Not until we are lost do we begin to find ourselves--
Henry David Thoreau

Thursday, May 13, 2010

meditation on doors

doors are like chambers in the heart; they open and close, open and close in unending chasms of light.

***

it's been days, maybe several days or weeks. it could have been months or years even. ten, twenty, time seems retracted and slow. i am staring down the barrel of the past, waiting for the hammer to hit. but it never does. perhaps this is my prison, forced to remember the things i can't seem to forget.

i wrote myself a note yesterday morning reminding myself to forget but i forgot the note and ended up remembering anyway. it feels like yesterday, when that whole thing happened, like a drunken sleep where you wake up more shaky than when you first entered the unconscious. it causes you to wonder if you slept at all.

i don't sleep anymore. i remember. i dream and replay the same story and each time i try to change things, my eyes snap open and i've wet the bed again.

it started with a door, an unassuming door with a light gloss to it and green trim. the daylight was sweltering and my uniform stuck to my back. i was somewhat ambivalent about being there. something didn't feel real or something didn't feel right.

i didn't knock. i didn't have to, this was war after all and all pleasantries are thrown out the proverbial and literal window. i turned the knob as simple as i would flip a pancake.

he was fat and sloppy looking and the fact that he was in his underwear made me feel a little embarrassed for him. i watched him drop to his knees and he started to speak. i didn't hear a word and even if i could have heard him i wouldn't understand what he was saying. i had long lost the ability to understand human pleas. he held his hands up in the air. he was unarmed. in fact, he was having breakfast, a light meal of fruit and tea. i let him move his jaw around a bit i felt like i was doing him a service by giving him hope. after all, what is there for the human race if not hope? but this was a farce. i intended and in fact was required by the government to end his life. i pointed my rifle at him as simple as a lover leveling a dozen roses before his valentine. i saw his head blooming with red rose pedals as he slumped to the floor. it was quick, i made sure of it. i may be a killer but i'm not cruel.

then i saw her, or rather i heard her. a scream. i turned. she stood barely three and a half feet tall. she was wailing and pointing a virtuous index finger at me. whatever feeling i thought i had lost came racing back into me and i felt remorse. remorse unparalleled to any i had know and have ever known since. she looked like a little girl i would call my own. she looked like everything beautiful and bright and i had put a black smudge on her innocent little life. i had poisoned the garden, had slit the throat of the pure.

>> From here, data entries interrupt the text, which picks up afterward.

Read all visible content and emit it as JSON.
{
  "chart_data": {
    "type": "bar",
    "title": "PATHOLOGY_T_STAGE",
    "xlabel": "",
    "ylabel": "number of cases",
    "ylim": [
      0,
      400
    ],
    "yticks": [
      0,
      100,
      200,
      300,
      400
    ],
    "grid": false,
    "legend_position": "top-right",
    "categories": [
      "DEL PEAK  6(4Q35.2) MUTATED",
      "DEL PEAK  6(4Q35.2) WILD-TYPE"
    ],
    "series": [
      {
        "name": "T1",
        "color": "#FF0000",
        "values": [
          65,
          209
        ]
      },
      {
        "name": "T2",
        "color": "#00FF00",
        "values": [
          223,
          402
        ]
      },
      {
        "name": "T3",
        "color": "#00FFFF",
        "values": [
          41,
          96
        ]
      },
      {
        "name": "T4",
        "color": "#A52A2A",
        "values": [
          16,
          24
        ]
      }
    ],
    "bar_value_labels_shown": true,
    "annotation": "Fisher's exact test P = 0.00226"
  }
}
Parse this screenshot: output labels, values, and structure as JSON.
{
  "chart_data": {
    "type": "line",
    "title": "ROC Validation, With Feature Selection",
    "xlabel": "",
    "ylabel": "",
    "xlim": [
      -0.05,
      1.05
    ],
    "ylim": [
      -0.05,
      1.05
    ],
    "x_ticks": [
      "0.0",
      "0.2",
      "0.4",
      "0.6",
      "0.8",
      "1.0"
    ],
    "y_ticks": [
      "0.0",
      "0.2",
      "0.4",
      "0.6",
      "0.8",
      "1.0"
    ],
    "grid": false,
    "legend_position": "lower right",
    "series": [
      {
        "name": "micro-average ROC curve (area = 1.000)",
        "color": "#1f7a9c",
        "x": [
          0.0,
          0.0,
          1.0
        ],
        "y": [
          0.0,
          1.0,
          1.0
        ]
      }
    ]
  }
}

i set my gun down next to her and walked slowly toward the front door as calm and quiet as i entered. i hoped she would kill me, i hoped that i would be paralyzed at least. i gave her the chance for vengeance and she spared me. i closed the door lightly, sealing inside that humble home, my heart, my conscious, my every waking moment.

***

the sun is etching ghost-like patterns on the ground and i am thinking of you. i am remembering how you used to trace your shadow on the wall and would be aghast when you couldn't pinpoint your hand. things were always moving and even in trying to fix yourself, you discovered that few things in life are as easy as the turkey hand drawing you did in the second grade. i loved you, you know? i really loved you to the point that when i said it, it felt like the first words i had ever spoken, that all other language was babble. i meant it, you know? i meant it from some place in my chest, someplace where such inexplicable pangs live, where matter begins and where it will end, in that place i loved you. but you love shadows and playing on light shifting between trees on that near invisible edge where things constantly are born and die in less than a second. i thought that perhaps you could find me a constant, a port to come home to, a house, a door to step through as you laid your tired cries into my chest.

when you left it felt sudden like the jolt of a massive wake on a placid lake, or the curtain drawing down hard on an awestruck audience, or perhaps, more accurately, the slam of a door. i loved you, you know that? i loved you and i learned from you. i learned that if there's one thing i must never be, it's a door. doors are walked through, they bring you to something else, they let you in or shut you out. but doors do not exist as a place unto themselves. doors cannot be lived in. you cannot breathe your dreams into a door. you cannot hold a door or carry on a conversation with one. doors are short lived experiences. they are portals, instruments of movement. i was a door in your life, a second, a flicker of semi-fanciful light that caught your eye when you were dancing on the edge. i was something you passed through to get somewhere else. i was opened and closed in a blink of a light.